Learning about Data Use in Pay for Success through the HUD-DOJ Demonstration
In this column, Marina Myhre, social science analyst in the Program Evaluation Division of HUD's Office of Policy Development and Research, discusses the report, “Data Use and Challenges in Using Pay for Success to Implement Permanent Supportive Housing: Lessons From the HUD-DOJ Demonstration.”
What is Pay for Success (PFS)?
Pay for Success (PFS) is a mechanism by which the local jurisdictions work with intermediaries to fund interventions intended to create positive outcomes related to a particular issue that a community is facing, such as the cycle of criminal justice and homelessness for a particular population. PFS is an approach where a local jurisdiction pays for outcomes achieved rather than paying directly for the services provided. PFS deals are complicated because they involve multiple actors, such as governments, funders, financial intermediaries, knowledge intermediaries, service providers, and an independent evaluator. Under this structure, private investors, rather than local jurisdictions, pay the upfront costs for the interventions. Then, if the interventions are successful in creating the desired outcomes, the end payor, which is usually the local jurisdiction, pays for the “success.” In the HUD-DOJ Permanent Supportive Housing (PSH) PFS Demonstration, the intervention is permanent supportive housing, and the target group is a population experiencing chronic homelessness who are the highest users of jails, shelters, emergency rooms, and other costly crisis services. In this case, “success” is expected to be measured by reductions in homelessness and recidivism and improved health outcomes.
What are the potential benefits of using a PFS approach to financing a project or program, such as a permanent supportive housing project?
One potential benefit of PFS is that the risk is shifted to the private investor and away from the government. Another benefit is that this structure solves the "wrong pockets" problem, where the entity that pays for the intervention is not the entity that experiences the financial benefits from its success. For instance, a homeless service provider may pay for permanent supportive housing, however, this intervention may result in lower costs for emergency health services, jails, or prisons. So, by preventing recidivism, the homeless service provider is saving money for the ER, jail, or prison. Every entity, including the homeless service provider, has its own budget, and the homeless service provider is not able to recognize the return on investment within its own budget (or the budget of the local jurisdiction’s agency that typically funds homelessness services). Under PFS, rather than one organization worrying about their budget while another experiences costs savings, the overall system and the jurisdiction reap the benefits.
What is the typical structure of a PFS model?
The typical structure is that you have an intermediary, such as a nonprofit, that brings together all of the stakeholders or partners, including the local jurisdiction/government, the service providers, and private funders or foundations. The intermediary conducts a feasibility analysis.
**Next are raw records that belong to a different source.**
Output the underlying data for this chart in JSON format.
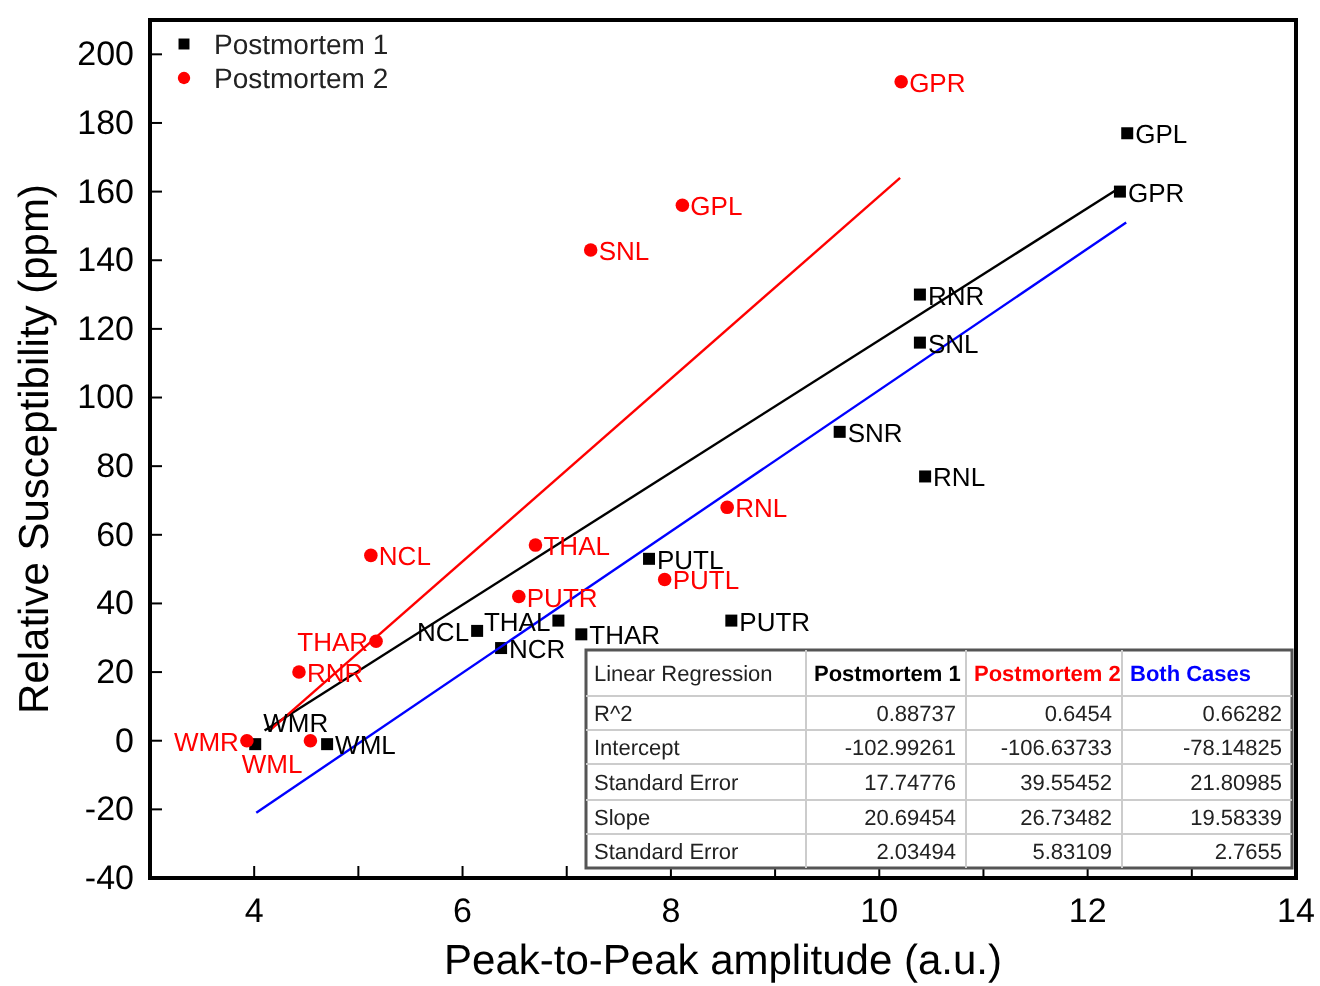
{
  "chart_data": {
    "type": "scatter",
    "xlabel": "Peak-to-Peak amplitude (a.u.)",
    "ylabel": "Relative Susceptibility (ppm)",
    "xlim": [
      3,
      14
    ],
    "ylim": [
      -40,
      210
    ],
    "xticks": [
      4,
      {
        "value": 5,
        "label": null
      },
      6,
      {
        "value": 7,
        "label": null
      },
      8,
      {
        "value": 9,
        "label": null
      },
      10,
      {
        "value": 11,
        "label": null
      },
      12,
      {
        "value": 13,
        "label": null
      },
      14
    ],
    "yticks": [
      -40,
      -20,
      0,
      20,
      40,
      60,
      80,
      100,
      120,
      140,
      160,
      180,
      200
    ],
    "grid": false,
    "legend": "top left",
    "series": [
      {
        "name": "Postmortem 1",
        "type": "scatter",
        "marker": "square",
        "color": "#000000",
        "x": [
          12.38,
          12.31,
          10.39,
          10.39,
          9.62,
          10.44,
          7.79,
          8.58,
          6.92,
          7.14,
          6.14,
          6.37,
          4.01,
          4.7
        ],
        "values": [
          177,
          160,
          130,
          116,
          90,
          77,
          53,
          35,
          35,
          31,
          32,
          27,
          -1,
          -1
        ]
      },
      {
        "name": "Postmortem 2",
        "type": "scatter",
        "marker": "circle",
        "color": "#ff0000",
        "x": [
          10.21,
          8.11,
          7.23,
          8.54,
          5.12,
          6.7,
          6.54,
          7.94,
          5.17,
          4.43,
          3.93,
          4.54
        ],
        "values": [
          192,
          156,
          143,
          68,
          54,
          57,
          42,
          47,
          29,
          20,
          0,
          0
        ]
      },
      {
        "type": "line",
        "color": "#000000",
        "x": [
          4.1,
          12.3
        ],
        "values": [
          3,
          161
        ]
      },
      {
        "type": "line",
        "color": "#ff0000",
        "x": [
          4.15,
          10.2
        ],
        "values": [
          3,
          164
        ]
      },
      {
        "type": "line",
        "color": "#0000ff",
        "x": [
          4.02,
          12.37
        ],
        "values": [
          -21,
          151
        ]
      }
    ],
    "annotations": [
      {
        "text": "GPL",
        "x": 12.38,
        "y": 177
      },
      {
        "text": "GPR",
        "x": 12.31,
        "y": 160
      },
      {
        "text": "RNR",
        "x": 10.39,
        "y": 130
      },
      {
        "text": "SNL",
        "x": 10.39,
        "y": 116
      },
      {
        "text": "SNR",
        "x": 9.62,
        "y": 90
      },
      {
        "text": "RNL",
        "x": 10.44,
        "y": 77
      },
      {
        "text": "PUTL",
        "x": 7.79,
        "y": 53
      },
      {
        "text": "PUTR",
        "x": 8.58,
        "y": 35
      },
      {
        "text": "THAL",
        "x": 6.92,
        "y": 35
      },
      {
        "text": "THAR",
        "x": 7.14,
        "y": 31
      },
      {
        "text": "NCL",
        "x": 6.14,
        "y": 32
      },
      {
        "text": "NCR",
        "x": 6.37,
        "y": 27
      },
      {
        "text": "WMR",
        "x": 4.01,
        "y": -1
      },
      {
        "text": "WML",
        "x": 4.7,
        "y": -1
      },
      {
        "text": "GPR",
        "x": 10.21,
        "y": 192
      },
      {
        "text": "GPL",
        "x": 8.11,
        "y": 156
      },
      {
        "text": "SNL",
        "x": 7.23,
        "y": 143
      },
      {
        "text": "RNL",
        "x": 8.54,
        "y": 68
      },
      {
        "text": "NCL",
        "x": 5.12,
        "y": 54
      },
      {
        "text": "THAL",
        "x": 6.7,
        "y": 57
      },
      {
        "text": "PUTR",
        "x": 6.54,
        "y": 42
      },
      {
        "text": "PUTL",
        "x": 7.94,
        "y": 47
      },
      {
        "text": "THAR",
        "x": 5.17,
        "y": 29
      },
      {
        "text": "RNR",
        "x": 4.43,
        "y": 20
      },
      {
        "text": "WMR",
        "x": 3.93,
        "y": 0
      },
      {
        "text": "WML",
        "x": 4.54,
        "y": 0
      },
      "Linear Regression",
      "Postmortem 1",
      "Postmortem 2",
      "Both Cases",
      "R^2",
      "0.88737",
      "0.6454",
      "0.66282",
      "Intercept",
      "-102.99261",
      "-106.63733",
      "-78.14825",
      "Standard Error",
      "17.74776",
      "39.55452",
      "21.80985",
      "Slope",
      "20.69454",
      "26.73482",
      "19.58339",
      "Standard Error",
      "2.03494",
      "5.83109",
      "2.7655"
    ]
  }
}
If the program is determined to be feasible, the program partners structure the transaction (develop a legal contract) under which the private funders or foundations agree to pay for the costs to implement the specified intervention, and the local jurisdiction or end payor agrees to repay the funders if certain success thresholds are met. After the intervention is implemented, an independent evaluator measures the success of the intervention and determines whether it was successful under the terms of the contract.
What kinds of data are needed to evaluate the success of a PFS program?
Initially, in the feasibility analysis phase of a PFS program, data are needed to help identify the size and scope of the target population and examine possible interventions and service providers that could promote positive outcomes. Data are also needed during this phase to estimate expected outcomes, as well as calculate potential costs and benefits for local jurisdictions that would be making success payments. Then, in the transaction structuring phase, data are needed to further refine the target population, if necessary, and help establish success metrics and performance thresholds for success payments. When the program is actually implemented, participating organizations may need data to find clients, track progress on outcomes, and document performance thresholds. Finally, independent evaluators need data in the evaluation phase to measure whether the interventions were successful, as defined by the evaluation metrics outlined in the contract.
What types of challenges have organizations involved in PFS programs faced when attempting to access or use data to measure success?
In order to define and evaluate success, the different agencies that are involved have to be able to collaborate. The participating agencies may also need to collect data from several different systems. If the program requires the use of health data, the agencies must be careful not to violate Health Insurance Portability and Accountability Act (HIPAA) requirements, and with any personal data, the agencies must address data privacy concerns. For example, data sharing between a correctional system, such as a jail or prison at a city, county, or state level, and a health department to look at EMS calls and ER service provision, can be very complicated. These entities are generally not used to working together and linking their data.
Are there any approaches that can mitigate data-related challenges in PFS?
Yes, stakeholder engagement is critical, with stakeholders representing the agencies that own data in the criminal justice, housing and homelessness, and health domains, forming working groups to facilitate access to data. Maintaining active partnerships was critical for data access, negotiating data sharing agreements, and allocating staff time to fulfill the data requests. In one case, the intermediary played the key role in getting stakeholders to work together. In other cases, subgrantees or other project partners from the local jurisdiction were responsible for establishing stakeholder working groups and overcoming data-related challenges.